Home ›› 24 Feb 2023 ›› Back

Webb spots massive galaxies in early universe

AFP . Paris
24 Feb 2023 00:00:00 | Update: 24 Feb 2023 00:20:44
Webb spots massive galaxies in early universe
Two of the galaxies had previously been spotted by Hubble Telescope – NASA Photo

The James Webb Space Telescope has spotted six massive galaxies that emerged not long after the Big Bang, a study said Wednesday, surprising scientists by forming at a speed that contradicts our current understanding of the universe.

Since becoming operational last July, the Webb telescope has been peering farther than ever before into the universe’s distant reaches -- which also means it is looking back in time.

For its latest discovery, the telescope spied galaxies from between 500 to 700 years million years after the Big Bang 13.8 billion years ago, meaning the universe was under five percent of its current age.

Webb’s NIRCam instrument, which operates in the near infrared wavelength invisible to the naked eye, observed the six galaxies in a little-known region of the sky, according to a study published in the journal Nature.

Two of the galaxies had previously been spotted by the Hubble Space Telescope but were so faint in those images that they went unnoticed.

These six new “candidate galaxies”, so-called because their discovery still needs to be confirmed by other measurements, contain many more stars than scientists expected.

One galaxy is even believed to have around 100 billion stars.

That would make it around the size of the Milky Way, which is “crazy,” the study’s first author Ivo Labbe told AFP.

It took our home galaxy the entire life of the universe for all its stars to assemble.

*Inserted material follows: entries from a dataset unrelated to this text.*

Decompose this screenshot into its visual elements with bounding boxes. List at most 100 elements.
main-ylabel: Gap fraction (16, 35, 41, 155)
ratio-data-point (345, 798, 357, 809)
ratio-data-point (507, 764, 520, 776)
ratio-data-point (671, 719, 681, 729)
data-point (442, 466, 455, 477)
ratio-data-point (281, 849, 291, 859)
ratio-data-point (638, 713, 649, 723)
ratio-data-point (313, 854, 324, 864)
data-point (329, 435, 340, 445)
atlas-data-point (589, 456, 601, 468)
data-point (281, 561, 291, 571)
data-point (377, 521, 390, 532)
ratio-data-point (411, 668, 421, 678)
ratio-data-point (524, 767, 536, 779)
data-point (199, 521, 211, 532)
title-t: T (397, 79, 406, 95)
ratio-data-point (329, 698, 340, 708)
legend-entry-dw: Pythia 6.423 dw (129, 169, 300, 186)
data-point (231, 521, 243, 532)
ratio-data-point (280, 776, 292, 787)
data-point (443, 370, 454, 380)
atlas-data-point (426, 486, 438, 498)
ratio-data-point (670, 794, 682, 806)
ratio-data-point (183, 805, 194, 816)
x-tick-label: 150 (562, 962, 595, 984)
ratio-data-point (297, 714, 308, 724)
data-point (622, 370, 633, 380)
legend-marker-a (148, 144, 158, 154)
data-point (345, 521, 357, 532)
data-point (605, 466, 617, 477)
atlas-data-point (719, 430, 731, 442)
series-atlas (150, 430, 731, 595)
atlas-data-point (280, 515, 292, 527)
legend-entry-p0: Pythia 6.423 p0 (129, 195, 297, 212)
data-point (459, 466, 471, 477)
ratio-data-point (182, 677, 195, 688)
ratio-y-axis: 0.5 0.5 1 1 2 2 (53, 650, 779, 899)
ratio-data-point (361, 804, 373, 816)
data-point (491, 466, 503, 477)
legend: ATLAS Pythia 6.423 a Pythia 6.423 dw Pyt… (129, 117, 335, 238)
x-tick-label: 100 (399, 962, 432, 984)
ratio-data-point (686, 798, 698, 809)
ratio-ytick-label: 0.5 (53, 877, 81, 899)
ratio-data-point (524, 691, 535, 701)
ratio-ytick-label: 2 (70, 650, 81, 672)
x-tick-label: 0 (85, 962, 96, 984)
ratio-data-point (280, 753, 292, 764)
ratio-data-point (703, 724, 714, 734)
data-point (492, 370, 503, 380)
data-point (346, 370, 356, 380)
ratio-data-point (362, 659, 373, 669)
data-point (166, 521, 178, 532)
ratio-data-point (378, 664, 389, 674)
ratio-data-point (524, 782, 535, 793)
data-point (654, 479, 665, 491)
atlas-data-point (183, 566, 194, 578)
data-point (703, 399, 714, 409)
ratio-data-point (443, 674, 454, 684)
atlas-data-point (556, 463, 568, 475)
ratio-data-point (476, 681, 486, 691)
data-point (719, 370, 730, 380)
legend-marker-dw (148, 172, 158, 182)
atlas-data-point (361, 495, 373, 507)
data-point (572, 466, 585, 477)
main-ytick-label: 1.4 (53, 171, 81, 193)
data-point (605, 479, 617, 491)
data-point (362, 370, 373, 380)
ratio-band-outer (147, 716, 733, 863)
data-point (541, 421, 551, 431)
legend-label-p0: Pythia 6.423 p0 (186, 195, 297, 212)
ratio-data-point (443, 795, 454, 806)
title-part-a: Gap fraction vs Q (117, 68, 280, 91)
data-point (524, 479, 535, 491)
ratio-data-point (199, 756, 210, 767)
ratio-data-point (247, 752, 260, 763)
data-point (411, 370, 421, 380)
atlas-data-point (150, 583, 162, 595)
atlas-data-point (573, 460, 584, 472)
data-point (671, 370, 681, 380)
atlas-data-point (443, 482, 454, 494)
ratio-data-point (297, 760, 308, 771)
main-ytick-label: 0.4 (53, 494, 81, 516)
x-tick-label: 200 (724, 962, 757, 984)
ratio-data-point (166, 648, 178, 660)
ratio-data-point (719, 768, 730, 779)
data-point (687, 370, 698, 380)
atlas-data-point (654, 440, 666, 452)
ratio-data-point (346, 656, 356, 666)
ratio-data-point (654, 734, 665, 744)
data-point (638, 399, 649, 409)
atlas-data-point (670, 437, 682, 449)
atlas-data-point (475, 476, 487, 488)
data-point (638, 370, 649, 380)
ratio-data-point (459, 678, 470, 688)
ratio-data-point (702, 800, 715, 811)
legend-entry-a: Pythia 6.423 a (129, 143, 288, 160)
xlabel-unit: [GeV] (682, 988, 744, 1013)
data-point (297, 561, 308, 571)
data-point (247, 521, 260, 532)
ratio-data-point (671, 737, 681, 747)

For this young galaxy to achieve the same growth in just 700 million years, it would have had to grow around 20 times faster than the Milky Way, said Labbe, a researcher at Australia’s Swinburne University of Technology.

For there to be such massive galaxies so soon after the Big Bang goes against the current cosmological model which represents science’s best understanding of how the universe works.

“According to theory, galaxies grow slowly from very small beginnings at early times,” Labbe said, adding that such galaxies were expected to be between 10 to 100 times smaller.

But the size of these galaxies “really go off a cliff,” he said.

What could be going on? One suspect is mysterious dark matter, which makes up a sizeable amount of the Universe.

While much about dark matter remains unknown, scientists believe it plays a key role in the formation of galaxies.

When dark matter “clumps” together into a halo, it attracts gas from the surrounding universe which in turn forms a galaxy and its stars, Labbe said.

But this process is supposed to take a long time, and “in the early universe, there’s just not that many clumps of dark matter,” he said.

The newly discovered galaxies could indicate that things sped up far faster in the early universe than previously thought, allowing stars to form “much more efficiently,” said David Elbaz, an astrophysicist at the French Atomic Energy Commission not involved in the research.

This could be linked to recent signs that the universe itself is expanding faster than we once believed, he added.